É nesse sentido que vejo no ministro Flávio Dino um candidato viável à Presidência, se Lula não concorrer à reeleição. Ele não está anunciando para o futuro que vai combater a corrupção das emendas parlamentares secretas, que se tornaram odiadas e repudiadas por toda a sociedade. Ele já está combatendo a corrupção parlamentar de público, com ampla cobertura da mídia, atraindo para si uma enorme simpatia.

A tradição política brasileira, cujos exemplos mais recentes de políticos que se apresentaram como grandes combatentes contra a corrupção, traz à memória, principalmente, Jânio Quadros e Fernando Collor de Mello. Uma vez eleitos, revelaram-se notórios corruptos. Não estou garantindo que Dino também não o seja ou venha a ser. Estou dizendo que ele já se apresenta como combatente contra a corrupção de alta credibilidade, não pela retórica ou pela demagogia, mas pela ação.

A luta contra uma facção corrupta do Congresso Nacional não é tarefa fácil. Especialmente quando estamos falando de um Congresso que tem maioria absoluta de parlamentares envolvidos direta ou indiretamente na fraude das emendas e pode, portanto, estabelecer emendas constitucionais em seu próprio benefício - como, aliás, tem feito. Vêm aí as eleições gerais de 2026. Nada está garantido em relação à composição do futuro Congresso. Se ficar como está, será ainda pior.

Portanto acredito que uma eventual candidatura de Dino à Presidência, ocupando o vazio de lideranças com credibilidade em que nos encontramos, pode ajudar a ampliar uma base de apoio parlamentar ao futuro governo (se ele for eleito), sem os vícios da atual maioria absoluta no Congresso. Para as eleições, isso seria possível uma vez articulada uma base de aliança consistente entre partidos que, sem líderes de expressão, não conseguiriam eleger o presidente sozinho.

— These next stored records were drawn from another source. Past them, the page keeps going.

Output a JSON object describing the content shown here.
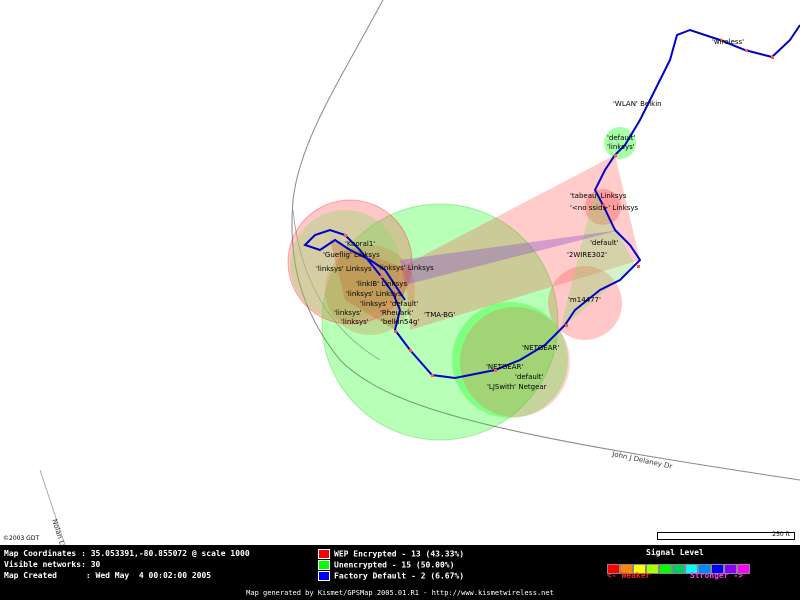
{
  "map": {
    "copyright": "©2003 GDT",
    "scale_label": "250 ft",
    "roads": [
      {
        "name": "John J Delaney Dr"
      },
      {
        "name": "Nolan Ln"
      }
    ],
    "network_labels": [
      "'wireless'",
      "'WLAN' Belkin",
      "'default'",
      "'linksys'",
      "'tabeau' Linksys",
      "'<no ssid>' Linksys",
      "'default'",
      "'2WIRE302'",
      "'Kooral1'",
      "'Gueflig' Linksys",
      "'linksys' Linksys",
      "'linksys' Linksys",
      "'linkIB' Linksys",
      "'linksys' Linksys",
      "'linksys'",
      "'linksys'",
      "'default'",
      "'Rheuark'",
      "'belkin54g'",
      "'TMA-BG'",
      "'linksys'",
      "'m14477'",
      "'NETGEAR'",
      "'NETGEAR'",
      "'default'",
      "'LJSwith' Netgear"
    ]
  },
  "info": {
    "coords_label": "Map Coordinates",
    "coords_value": "35.053391,-80.855072 @ scale 1000",
    "visible_label": "Visible networks",
    "visible_value": "30",
    "created_label": "Map Created",
    "created_value": "Wed May  4 00:02:00 2005"
  },
  "legend": {
    "items": [
      {
        "label": "WEP Encrypted - 13 (43.33%)",
        "color": "#ff0000"
      },
      {
        "label": "Unencrypted - 15 (50.00%)",
        "color": "#00ff00"
      },
      {
        "label": "Factory Default - 2 (6.67%)",
        "color": "#0000ff"
      }
    ]
  },
  "signal": {
    "title": "Signal Level",
    "weaker": "<- Weaker",
    "stronger": "Stronger ->",
    "colors": [
      "#ff0000",
      "#ff8800",
      "#ffff00",
      "#aaff00",
      "#00ff00",
      "#00cc66",
      "#00ffff",
      "#0088ff",
      "#0000ff",
      "#8800ff",
      "#ff00ff",
      "#ff0088"
    ]
  },
  "footer": {
    "generated": "Map generated by Kismet/GPSMap 2005.01.R1 - http://www.kismetwireless.net"
  },
  "colors": {
    "wep": "#ff0000",
    "open": "#00ff00",
    "default": "#0000ff",
    "track": "#0000cc"
  }
}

Já chamei a atenção para outro aspecto positivo da eventual candidatura de Dino à Presidência. Ele deu mostras de que está a par dos impactos para o mundo e para o Brasil dos desastres climáticos extremos. Esses desastres trarão imensos custos de reconstrução e prevenção que vão repercutir de forma recorrente no “arcabouço fiscal” e na meta fiscal do orçamento. O ministro autorizou o Governo a “furar” essa meta. Com isso, impediu que oportunistas tentem um impeachment contra Lula.